Each month, one of your ovaries releases a mature egg, which then goes into one of your fallopian tubes. If fertilized, the egg moves to the uterus and settles into the lining that becomes thick.
The egg only survives for about 12 to 24 hours. If it is not fertilized, you reject this uterine lining (that is, you have your periods). This process that usually takes place once in each menstrual cycle is called ovulation.
2) Ovulation pain: Is it normal?
Ovulation pain, or “mittelschmerz”, is a mid-cycle pain that is felt on the side and occurs around the time of ovulation. It is quite common, can be mild or strong pain that can last from a few minutes to twenty-four hours. It is usually mild and can be effectively relieved with over-the-counter pain medications, but some women experience a higher degree of pain that may require evaluation by a doctor.
There is no definitive answer as to the reason for the pain.
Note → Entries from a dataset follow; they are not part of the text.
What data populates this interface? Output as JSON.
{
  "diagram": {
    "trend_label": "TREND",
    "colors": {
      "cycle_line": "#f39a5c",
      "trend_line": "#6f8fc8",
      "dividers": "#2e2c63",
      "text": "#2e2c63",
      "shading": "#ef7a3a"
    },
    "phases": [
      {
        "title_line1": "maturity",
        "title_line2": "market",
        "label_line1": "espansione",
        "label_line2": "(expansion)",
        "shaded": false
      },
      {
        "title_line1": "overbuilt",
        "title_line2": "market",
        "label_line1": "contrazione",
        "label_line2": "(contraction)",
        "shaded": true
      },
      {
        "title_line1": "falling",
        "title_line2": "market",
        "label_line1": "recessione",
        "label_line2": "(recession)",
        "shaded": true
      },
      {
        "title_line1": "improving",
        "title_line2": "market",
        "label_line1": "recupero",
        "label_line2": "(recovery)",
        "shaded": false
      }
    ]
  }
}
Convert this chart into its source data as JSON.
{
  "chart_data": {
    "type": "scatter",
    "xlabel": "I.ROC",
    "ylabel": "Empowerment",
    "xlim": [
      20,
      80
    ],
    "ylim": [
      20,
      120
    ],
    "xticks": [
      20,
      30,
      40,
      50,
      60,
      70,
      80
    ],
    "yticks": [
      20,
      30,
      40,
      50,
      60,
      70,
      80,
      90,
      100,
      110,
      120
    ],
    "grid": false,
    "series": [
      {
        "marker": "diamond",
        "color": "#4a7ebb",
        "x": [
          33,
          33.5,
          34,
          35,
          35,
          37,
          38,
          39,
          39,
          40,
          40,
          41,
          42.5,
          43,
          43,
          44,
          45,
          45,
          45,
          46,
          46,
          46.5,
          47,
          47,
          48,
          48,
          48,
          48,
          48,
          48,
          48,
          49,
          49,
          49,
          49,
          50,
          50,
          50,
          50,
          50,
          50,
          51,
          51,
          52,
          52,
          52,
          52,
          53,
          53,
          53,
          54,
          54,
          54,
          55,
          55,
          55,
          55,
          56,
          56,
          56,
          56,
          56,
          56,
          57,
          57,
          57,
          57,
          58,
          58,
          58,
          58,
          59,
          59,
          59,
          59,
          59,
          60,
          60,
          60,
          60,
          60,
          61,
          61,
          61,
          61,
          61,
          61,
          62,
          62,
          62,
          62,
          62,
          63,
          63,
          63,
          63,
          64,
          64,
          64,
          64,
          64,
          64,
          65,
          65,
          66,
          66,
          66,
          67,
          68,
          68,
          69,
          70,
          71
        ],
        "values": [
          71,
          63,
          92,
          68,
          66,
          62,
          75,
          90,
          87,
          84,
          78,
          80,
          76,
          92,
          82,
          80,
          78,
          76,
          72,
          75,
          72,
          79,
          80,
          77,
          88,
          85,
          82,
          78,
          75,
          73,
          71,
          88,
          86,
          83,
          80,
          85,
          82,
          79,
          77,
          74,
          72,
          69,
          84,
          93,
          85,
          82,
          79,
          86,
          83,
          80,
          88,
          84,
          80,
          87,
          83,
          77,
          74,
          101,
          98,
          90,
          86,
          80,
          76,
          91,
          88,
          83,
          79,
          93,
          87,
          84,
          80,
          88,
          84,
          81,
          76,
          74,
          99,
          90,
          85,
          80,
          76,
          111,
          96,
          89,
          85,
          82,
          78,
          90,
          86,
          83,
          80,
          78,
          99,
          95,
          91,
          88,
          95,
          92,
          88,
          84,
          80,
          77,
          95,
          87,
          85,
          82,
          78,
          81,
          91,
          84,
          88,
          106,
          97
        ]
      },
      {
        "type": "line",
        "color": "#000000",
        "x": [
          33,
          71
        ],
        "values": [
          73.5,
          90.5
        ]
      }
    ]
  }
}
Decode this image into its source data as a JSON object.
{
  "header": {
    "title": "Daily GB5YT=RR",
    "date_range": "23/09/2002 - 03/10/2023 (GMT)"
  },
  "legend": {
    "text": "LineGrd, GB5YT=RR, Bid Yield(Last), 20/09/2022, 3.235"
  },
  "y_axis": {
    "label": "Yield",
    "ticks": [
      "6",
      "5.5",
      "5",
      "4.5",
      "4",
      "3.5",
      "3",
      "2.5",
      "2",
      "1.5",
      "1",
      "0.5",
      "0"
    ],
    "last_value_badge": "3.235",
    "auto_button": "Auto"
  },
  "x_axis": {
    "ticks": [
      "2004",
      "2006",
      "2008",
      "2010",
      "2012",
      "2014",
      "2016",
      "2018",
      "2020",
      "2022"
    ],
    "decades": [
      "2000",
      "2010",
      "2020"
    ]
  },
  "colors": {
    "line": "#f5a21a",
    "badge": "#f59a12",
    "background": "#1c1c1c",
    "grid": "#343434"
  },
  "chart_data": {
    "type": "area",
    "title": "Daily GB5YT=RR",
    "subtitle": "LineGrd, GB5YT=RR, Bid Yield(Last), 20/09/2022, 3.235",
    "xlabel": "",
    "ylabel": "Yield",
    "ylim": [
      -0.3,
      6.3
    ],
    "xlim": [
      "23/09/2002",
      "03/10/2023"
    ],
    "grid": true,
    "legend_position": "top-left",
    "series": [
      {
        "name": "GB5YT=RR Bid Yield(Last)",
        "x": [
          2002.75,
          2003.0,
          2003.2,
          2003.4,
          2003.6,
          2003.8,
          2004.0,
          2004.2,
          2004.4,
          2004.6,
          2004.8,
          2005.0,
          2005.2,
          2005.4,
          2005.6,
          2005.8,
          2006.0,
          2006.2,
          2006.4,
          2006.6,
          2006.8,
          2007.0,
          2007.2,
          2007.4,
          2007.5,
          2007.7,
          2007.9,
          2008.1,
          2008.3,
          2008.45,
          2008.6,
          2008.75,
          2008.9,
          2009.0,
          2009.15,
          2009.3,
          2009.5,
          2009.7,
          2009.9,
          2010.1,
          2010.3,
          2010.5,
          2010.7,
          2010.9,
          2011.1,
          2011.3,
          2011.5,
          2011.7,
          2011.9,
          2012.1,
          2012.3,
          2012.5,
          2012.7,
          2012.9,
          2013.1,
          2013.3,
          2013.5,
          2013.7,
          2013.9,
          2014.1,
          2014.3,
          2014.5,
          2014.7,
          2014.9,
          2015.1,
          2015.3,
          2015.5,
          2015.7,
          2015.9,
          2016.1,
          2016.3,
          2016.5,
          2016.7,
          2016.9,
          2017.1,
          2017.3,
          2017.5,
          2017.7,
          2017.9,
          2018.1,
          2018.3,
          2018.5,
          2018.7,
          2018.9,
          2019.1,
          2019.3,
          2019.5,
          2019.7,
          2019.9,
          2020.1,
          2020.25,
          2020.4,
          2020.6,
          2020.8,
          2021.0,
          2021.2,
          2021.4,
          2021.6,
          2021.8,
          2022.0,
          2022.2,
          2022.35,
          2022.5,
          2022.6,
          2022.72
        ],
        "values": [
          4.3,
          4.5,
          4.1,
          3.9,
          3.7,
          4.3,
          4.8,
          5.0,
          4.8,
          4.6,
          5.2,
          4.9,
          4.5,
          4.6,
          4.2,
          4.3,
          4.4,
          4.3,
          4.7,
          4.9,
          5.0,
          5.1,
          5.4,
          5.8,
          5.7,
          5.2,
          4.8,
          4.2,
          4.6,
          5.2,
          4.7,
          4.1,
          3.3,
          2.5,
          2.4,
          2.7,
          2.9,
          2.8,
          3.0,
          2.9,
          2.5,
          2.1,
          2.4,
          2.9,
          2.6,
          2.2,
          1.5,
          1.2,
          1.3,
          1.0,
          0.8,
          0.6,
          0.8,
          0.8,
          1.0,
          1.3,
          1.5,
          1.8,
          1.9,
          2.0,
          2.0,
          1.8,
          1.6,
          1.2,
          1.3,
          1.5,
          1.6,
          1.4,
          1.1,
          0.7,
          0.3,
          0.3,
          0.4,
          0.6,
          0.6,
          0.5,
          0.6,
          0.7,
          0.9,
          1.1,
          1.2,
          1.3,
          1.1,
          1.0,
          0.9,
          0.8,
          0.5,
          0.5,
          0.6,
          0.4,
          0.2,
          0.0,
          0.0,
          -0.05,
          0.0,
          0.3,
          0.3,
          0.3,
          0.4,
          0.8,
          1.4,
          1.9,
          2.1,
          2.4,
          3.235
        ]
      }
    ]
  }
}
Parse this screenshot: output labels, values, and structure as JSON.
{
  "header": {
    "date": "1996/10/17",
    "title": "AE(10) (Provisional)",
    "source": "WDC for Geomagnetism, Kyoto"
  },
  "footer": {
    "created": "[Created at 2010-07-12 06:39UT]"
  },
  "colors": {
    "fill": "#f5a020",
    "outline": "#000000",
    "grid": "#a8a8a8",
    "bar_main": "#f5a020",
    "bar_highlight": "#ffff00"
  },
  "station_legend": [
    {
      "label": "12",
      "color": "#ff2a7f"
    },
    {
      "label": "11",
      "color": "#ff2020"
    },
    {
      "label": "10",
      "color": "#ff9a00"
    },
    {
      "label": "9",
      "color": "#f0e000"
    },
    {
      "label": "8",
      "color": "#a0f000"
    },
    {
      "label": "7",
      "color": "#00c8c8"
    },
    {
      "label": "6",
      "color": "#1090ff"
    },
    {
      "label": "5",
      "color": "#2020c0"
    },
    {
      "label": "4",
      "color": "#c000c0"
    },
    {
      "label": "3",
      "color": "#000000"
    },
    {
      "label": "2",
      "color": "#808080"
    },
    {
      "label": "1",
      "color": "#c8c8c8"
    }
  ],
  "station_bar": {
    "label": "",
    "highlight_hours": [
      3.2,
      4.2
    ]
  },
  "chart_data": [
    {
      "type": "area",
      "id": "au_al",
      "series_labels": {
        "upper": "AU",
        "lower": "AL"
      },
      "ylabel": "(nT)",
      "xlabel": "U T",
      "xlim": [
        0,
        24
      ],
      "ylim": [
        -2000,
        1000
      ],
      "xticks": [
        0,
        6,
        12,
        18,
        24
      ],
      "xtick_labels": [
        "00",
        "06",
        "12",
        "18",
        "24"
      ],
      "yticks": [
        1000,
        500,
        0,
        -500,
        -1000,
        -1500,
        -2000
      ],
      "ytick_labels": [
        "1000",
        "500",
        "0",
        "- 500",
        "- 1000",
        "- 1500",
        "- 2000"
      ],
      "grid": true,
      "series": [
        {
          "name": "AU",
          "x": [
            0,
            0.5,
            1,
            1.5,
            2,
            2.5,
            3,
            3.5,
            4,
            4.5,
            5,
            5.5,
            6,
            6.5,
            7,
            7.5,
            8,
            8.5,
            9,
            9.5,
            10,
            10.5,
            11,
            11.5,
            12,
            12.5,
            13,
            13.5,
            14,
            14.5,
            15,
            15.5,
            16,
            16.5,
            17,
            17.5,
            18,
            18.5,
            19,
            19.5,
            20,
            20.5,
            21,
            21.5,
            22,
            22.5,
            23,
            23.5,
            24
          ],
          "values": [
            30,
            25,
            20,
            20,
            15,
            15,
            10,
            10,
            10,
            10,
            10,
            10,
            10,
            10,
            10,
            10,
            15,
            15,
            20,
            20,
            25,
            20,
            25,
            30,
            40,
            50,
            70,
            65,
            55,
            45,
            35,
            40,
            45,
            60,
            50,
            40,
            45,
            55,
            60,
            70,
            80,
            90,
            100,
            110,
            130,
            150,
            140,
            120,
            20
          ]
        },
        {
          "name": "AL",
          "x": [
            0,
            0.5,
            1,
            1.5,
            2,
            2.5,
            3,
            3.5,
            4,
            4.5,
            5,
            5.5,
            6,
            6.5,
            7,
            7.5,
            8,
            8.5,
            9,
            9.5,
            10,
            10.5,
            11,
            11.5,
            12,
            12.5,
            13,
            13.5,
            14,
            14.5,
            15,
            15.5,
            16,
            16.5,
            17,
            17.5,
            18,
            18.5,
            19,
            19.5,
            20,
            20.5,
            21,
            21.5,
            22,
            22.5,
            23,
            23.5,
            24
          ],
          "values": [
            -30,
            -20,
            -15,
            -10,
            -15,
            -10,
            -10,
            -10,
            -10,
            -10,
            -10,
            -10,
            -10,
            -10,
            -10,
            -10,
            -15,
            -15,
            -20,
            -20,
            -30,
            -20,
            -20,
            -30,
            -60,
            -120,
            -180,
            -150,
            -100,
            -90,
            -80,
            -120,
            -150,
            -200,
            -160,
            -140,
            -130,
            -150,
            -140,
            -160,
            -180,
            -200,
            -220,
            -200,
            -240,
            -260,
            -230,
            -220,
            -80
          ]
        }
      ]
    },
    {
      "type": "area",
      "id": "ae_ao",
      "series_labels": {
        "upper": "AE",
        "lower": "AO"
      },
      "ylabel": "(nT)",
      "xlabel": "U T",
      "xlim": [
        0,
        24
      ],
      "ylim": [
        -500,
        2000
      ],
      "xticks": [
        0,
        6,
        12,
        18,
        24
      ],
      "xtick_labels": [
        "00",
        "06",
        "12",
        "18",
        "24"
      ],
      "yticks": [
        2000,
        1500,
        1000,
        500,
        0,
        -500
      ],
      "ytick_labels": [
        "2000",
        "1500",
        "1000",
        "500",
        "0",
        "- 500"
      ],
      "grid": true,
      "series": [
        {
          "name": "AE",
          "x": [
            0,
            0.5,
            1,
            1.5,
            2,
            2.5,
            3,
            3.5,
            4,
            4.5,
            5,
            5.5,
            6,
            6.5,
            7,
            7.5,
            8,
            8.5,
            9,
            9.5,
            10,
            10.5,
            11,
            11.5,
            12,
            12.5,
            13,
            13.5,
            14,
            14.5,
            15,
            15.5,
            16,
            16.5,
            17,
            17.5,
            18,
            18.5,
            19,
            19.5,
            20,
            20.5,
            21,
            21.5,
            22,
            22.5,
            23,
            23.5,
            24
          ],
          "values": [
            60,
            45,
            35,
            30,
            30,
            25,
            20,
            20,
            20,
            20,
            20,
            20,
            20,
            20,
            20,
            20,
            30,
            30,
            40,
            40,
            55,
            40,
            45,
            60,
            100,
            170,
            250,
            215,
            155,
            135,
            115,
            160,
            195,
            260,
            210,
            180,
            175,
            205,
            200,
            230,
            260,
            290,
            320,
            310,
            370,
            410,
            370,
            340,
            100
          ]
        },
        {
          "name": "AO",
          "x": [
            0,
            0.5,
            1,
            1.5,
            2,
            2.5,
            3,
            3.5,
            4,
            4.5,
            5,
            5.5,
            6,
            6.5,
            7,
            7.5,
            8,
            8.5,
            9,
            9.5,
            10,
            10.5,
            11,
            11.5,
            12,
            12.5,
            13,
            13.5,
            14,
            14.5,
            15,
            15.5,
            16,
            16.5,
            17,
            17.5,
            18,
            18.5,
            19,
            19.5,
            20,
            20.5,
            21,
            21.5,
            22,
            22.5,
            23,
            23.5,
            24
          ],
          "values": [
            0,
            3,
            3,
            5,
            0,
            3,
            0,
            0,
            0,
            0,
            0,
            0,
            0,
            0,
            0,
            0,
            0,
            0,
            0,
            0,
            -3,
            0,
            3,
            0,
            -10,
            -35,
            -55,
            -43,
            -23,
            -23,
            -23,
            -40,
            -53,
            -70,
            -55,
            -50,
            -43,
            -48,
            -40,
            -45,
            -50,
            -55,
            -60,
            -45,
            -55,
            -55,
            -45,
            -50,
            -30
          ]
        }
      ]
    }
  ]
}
Some think it is due to the enlargement of the egg before release, while for others the discomfort is related to the regular bleeding a woman experiences in her ovum during ovulation.
3) Your body does not create new eggs each month
You emit an egg each month. But these eggs are not created monthly, you are born with them. Over the years, the number of eggs in the ovaries decreases. A little girl has about 2 million eggs at birth. By the time she reaches puberty, this number is about 500,000. As ages move, the genetic stability of the eggs decreases. This is why women over 35 are more likely to:
- a miscarriage
- have a child with a genetic disorder
Some cancer treatments can cause permanent infertility in women because eggs are not renewed. If cancer treatments kill eggs in your ovaries, you will not be able to produce new eggs.
4) Your overall health affects ovulation and the first months of your future baby before conception
Although eggs are not renewed each month, they mature, ready for ovulation several weeks before they are released. Before and during this maturation period, your health habits can make a difference in the health of these eggs. In other words, your pre-conception health habits can affect your ability to get pregnant, to keep that pregnancy, and to ensure the health of your future baby.
The diet during preconception can affect your fertility and the baby’s health, which is not yet conceived. One nutrient you need before conception is folic acid. Low levels of folic acid can lead to fertility problems, increased risk of miscarriage and birth defects.
5) Menses do not mean you are ovulating
Some women mistakenly believe that if they are menstruating, they ovulate. This is not true in reality. Women with anovulation or irregular ovulation may have irregular, lighter or shorter cycles than usual periods, or unusually long periods. They can also spend months without having their menses.
It is also possible to have normal periods and not be ovulating. Just because you have your period does not mean that everything is fine with ovulation or your fertility. If your cycle is irregular, talk to your doctor before trying to get pregnant.
6) The fact that you are ovulating does not necessarily mean that you can get pregnant
Ovulation is certainly an essential part of pregnancy, but it takes more than an egg to conceive. The sperm must be able to reach the egg. This means that the fallopian tubes must be unblocked and in good health.
A fertilized embryo needs a place of implantation and development. That means you also need a fertile uterine environment just as you also need healthy sperm to conceive!